Expect to provide the following documents when you apply for a VA loan:

  • Form 26-1880: Request for COE (download here)
  • DD-214: Discharge and Record of Separation document for veterans
  • Commanding Officer Statement of Service: Confirms service and expected length of service for active-duty servicemembers
  • Verification of child care expenses: Underwriting will need to see a list of childcare expenses for your dependent children. If you or your spouse are stay-at-home parents, or you have a relative who watches the children for free, you’ll have to sign a statement saying you don’t have monthly childcare expenses

If you are a surviving spouse and you receive Dependent and Indemnity Compensation (DIC), you’ll need the veteran’s DD-214 form, as well as VA form 26-1817, which is a request to determine if you’re eligible for the VA loan guaranty.

Surviving spouses who do not receive DIC must file VA Form 21P-534EZ to request those benefits. They must also provide the veteran’s DD-214 and death certificate and their marriage license.

VA loan eligibility requirements

You may be eligible for a VA loan as long as you meet the active duty service requirements and received an honorable discharge.

You’ll need to meet income and credit requirements as well, and you’ll need to buy a VA-approved home.

Here’s what lenders will look for:

  • Full entitlement to qualify for 100% financing
  • Credit score of at least 580-620
  • Property must meet VA safety and livability standards
  • Property must be your primary residence

VA loans are a solid choice if you qualify because of the flexible requirements, plus you’ll likely get a lower interest rate than you would for another type of mortgage loan.

If you’re not sure whether you qualify or what your entitlement status is, a VA-approved lender can look up your COE and preapprove you for a home. They can also offer guidance on the types of properties you can buy and what you can expect from the VA loan process.

VA loan FAQs

How do I get my VA certificate of eligibility?

You can request a COE VA form through the VA ebenefits portal. A VA-approved lender can also look it up quickly during the preapproval process.
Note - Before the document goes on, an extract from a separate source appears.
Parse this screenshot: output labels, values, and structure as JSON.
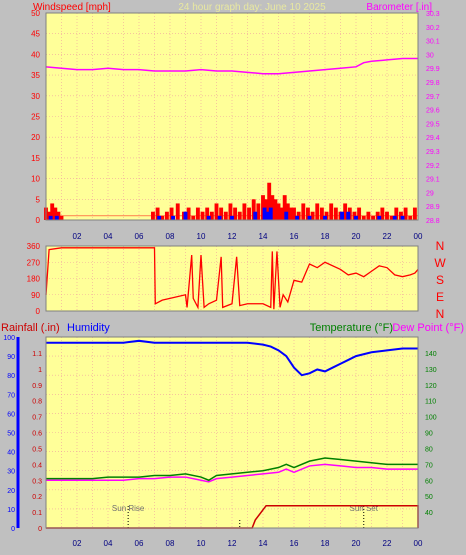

What is a VA certificate of eligibility?

A VA certificate of eligibility (COE) shows that you are eligible for a VA home loan. The COE reflects your service history and whether you have partial or full entitlement.

How long does it take to get a certificate of eligibility from the VA?

The fastest — and simplest — way to get your COE is to ask your loan officer to look it up when you apply for your mortgage.

How can I get my VA certificate of eligibility online?

You can request your COE through the VA’s ebenefits portal, or you can ask your lender to pull your COE for you once you’re ready to apply for a loan.

Does a VA certificate of eligibility expire?

Your COE does not expire. But if you received a COE while on active duty, you will need to request a new one after you’re discharged.

Can you have two VA loans at once?

The short answer: yes, as long as both are purchased as primary residences. This may be the case if you bought a house with a VA loan but received transfer orders to another city and need to move before you sell your current home. Whether you qualify for a second VA mortgage while paying down the first depends on how much entitlement you have left, as listed on your certificate of eligibility. 

A great mortgage for veterans

VA loans are one of the best home loan deals around because of the 0% down payment and lenient credit terms.

Whether you are a first-time homebuyer or need a new home as you transition to a new base, a VA loan can help you get there.